Waymo Jelaskan Alasan Penggunaan Operator Filipina untuk Kendaraan Otonom di Amerika Serikat

Advertisement

Waymo, perusahaan taksi otonom asal Amerika Serikat, mengakui bahwa sistem kendaraan tanpa sopir miliknya masih memerlukan bantuan operator jarak jauh yang berbasis di Filipina. Langkah ini diambil untuk menangani situasi jalan yang kompleks dan memastikan keselamatan operasional di berbagai kota besar di AS.

Mekanisme Bantuan Operator Jarak Jauh

Waymo menegaskan bahwa operator tersebut tidak mengemudikan mobil secara langsung layaknya sopir konvensional. Peran mereka adalah memberikan panduan atau saran kepada sistem kecerdasan buatan saat kendaraan menghadapi hambatan tak terduga atau kondisi jalan yang tidak biasa.

Bantuan ini berfungsi sebagai pendukung keputusan sistem, bukan pengganti pengemudi fisik.

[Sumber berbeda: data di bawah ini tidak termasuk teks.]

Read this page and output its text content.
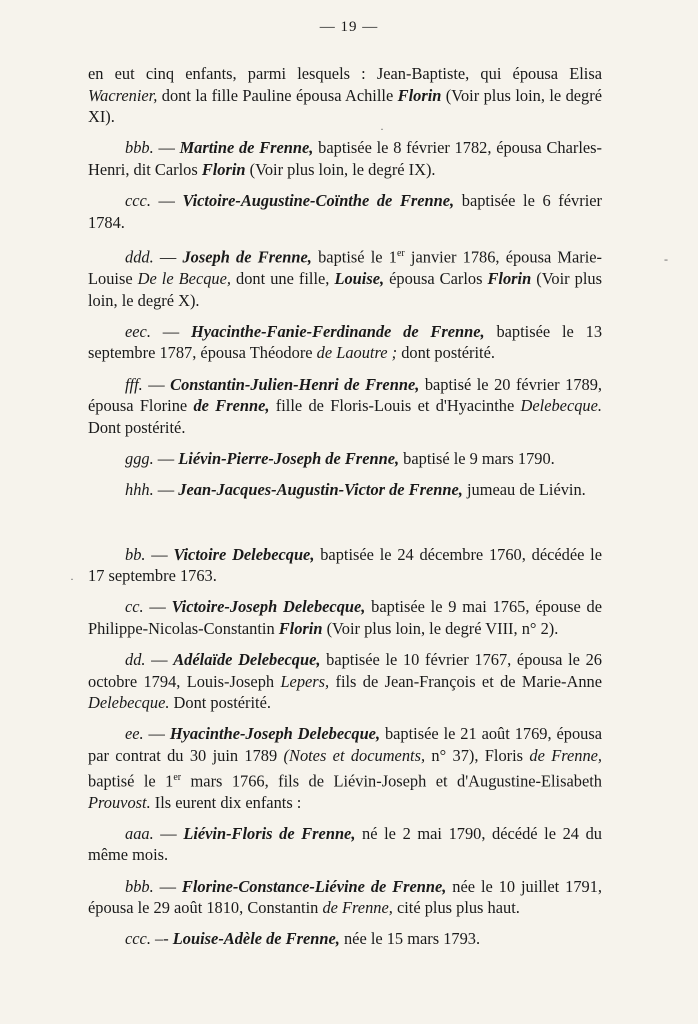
— 19 —

en eut cinq enfants, parmi lesquels : Jean-Baptiste, qui épousa Elisa Wacrenier, dont la fille Pauline épousa Achille Florin (Voir plus loin, le degré XI).

bbb. — Martine de Frenne, baptisée le 8 février 1782, épousa Charles-Henri, dit Carlos Florin (Voir plus loin, le degré IX).

ccc. — Victoire-Augustine-Coïnthe de Frenne, baptisée le 6 février 1784.

ddd. — Joseph de Frenne, baptisé le 1er janvier 1786, épousa Marie-Louise De le Becque, dont une fille, Louise, épousa Carlos Florin (Voir plus loin, le degré X).

eec. — Hyacinthe-Fanie-Ferdinande de Frenne, baptisée le 13 septembre 1787, épousa Théodore de Laoutre ; dont postérité.

fff. — Constantin-Julien-Henri de Frenne, baptisé le 20 février 1789, épousa Florine de Frenne, fille de Floris-Louis et d'Hyacinthe Delebecque. Dont postérité.

ggg. — Liévin-Pierre-Joseph de Frenne, baptisé le 9 mars 1790.

hhh. — Jean-Jacques-Augustin-Victor de Frenne, jumeau de Liévin.

bb. — Victoire Delebecque, baptisée le 24 décembre 1760, décédée le 17 septembre 1763.

cc. — Victoire-Joseph Delebecque, baptisée le 9 mai 1765, épouse de Philippe-Nicolas-Constantin Florin (Voir plus loin, le degré VIII, n° 2).

dd. — Adélaïde Delebecque, baptisée le 10 février 1767, épousa le 26 octobre 1794, Louis-Joseph Lepers, fils de Jean-François et de Marie-Anne Delebecque. Dont postérité.

ee. — Hyacinthe-Joseph Delebecque, baptisée le 21 août 1769, épousa par contrat du 30 juin 1789 (Notes et documents, n° 37), Floris de Frenne, baptisé le 1er mars 1766, fils de Liévin-Joseph et d'Augustine-Elisabeth Prouvost. Ils eurent dix enfants :

aaa. — Liévin-Floris de Frenne, né le 2 mai 1790, décédé le 24 du même mois.

bbb. — Florine-Constance-Liévine de Frenne, née le 10 juillet 1791, épousa le 29 août 1810, Constantin de Frenne, cité plus plus haut.

ccc. –- Louise-Adèle de Frenne, née le 15 mars 1793.

·
-
·
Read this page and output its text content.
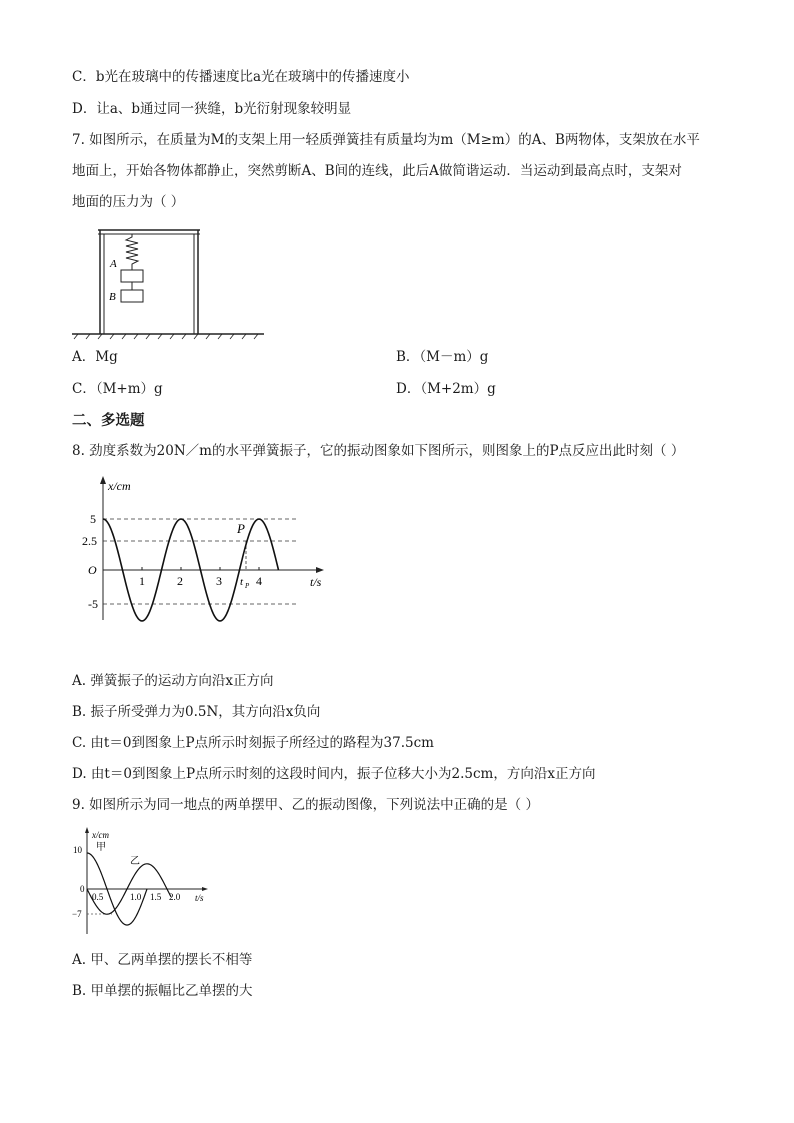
C．b光在玻璃中的传播速度比a光在玻璃中的传播速度小
D．让a、b通过同一狭缝，b光衍射现象较明显
7. 如图所示，在质量为M的支架上用一轻质弹簧挂有质量均为m（M≥m）的A、B两物体，支架放在水平
地面上，开始各物体都静止，突然剪断A、B间的连线，此后A做简谐运动．当运动到最高点时，支架对
地面的压力为（ ）
A
B
A．Mg	B．（M－m）g
C．（M+m）g	D．（M+2m）g
二、多选题
8. 劲度系数为20N／m的水平弹簧振子，它的振动图象如下图所示，则图象上的P点反应出此时刻（ ）
x/cm
t/s
O
5
2.5
-5
1	2	3	4
t P
P
A. 弹簧振子的运动方向沿x正方向
B. 振子所受弹力为0.5N，其方向沿x负向
C. 由t＝0到图象上P点所示时刻振子所经过的路程为37.5cm
D. 由t＝0到图象上P点所示时刻的这段时间内，振子位移大小为2.5cm，方向沿x正方向
9. 如图所示为同一地点的两单摆甲、乙的振动图像，下列说法中正确的是（ ）
x/cm
t/s
10
0
−7
0.5	1.0 1.5 2.0
甲
乙
A. 甲、乙两单摆的摆长不相等
B. 甲单摆的振幅比乙单摆的大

Operator di Filipina membantu mengonfirmasi tindakan aman yang harus diambil agar kendaraan dapat melanjutkan perjalanan tanpa kendala teknis yang membahayakan penumpang maupun pengguna jalan lainnya.

Tantangan Klaim Kendaraan Sepenuhnya Otonom

Pengakuan ini memicu kembali diskusi publik mengenai definisi kendaraan sepenuhnya otonom yang selama ini dipromosikan oleh industri robotaxi. Meskipun dipasarkan sebagai solusi transportasi tanpa manusia, praktik ini menunjukkan bahwa pengawasan manusia tetap krusial dalam ekosistem teknologi tersebut.

Advertisement

Waymo menyatakan bahwa penggunaan operator jarak jauh merupakan bagian dari strategi keselamatan berlapis. Sistem otonom tetap memegang kendali utama, sementara intervensi manusia hanya dilakukan berdasarkan permintaan sistem atau untuk klarifikasi situasi tertentu di lapangan.

Informasi mengenai operasional kendaraan otonom ini merujuk pada laporan resmi Waymo yang dikutip melalui TechSpot terkait standar keselamatan industri transportasi masa depan.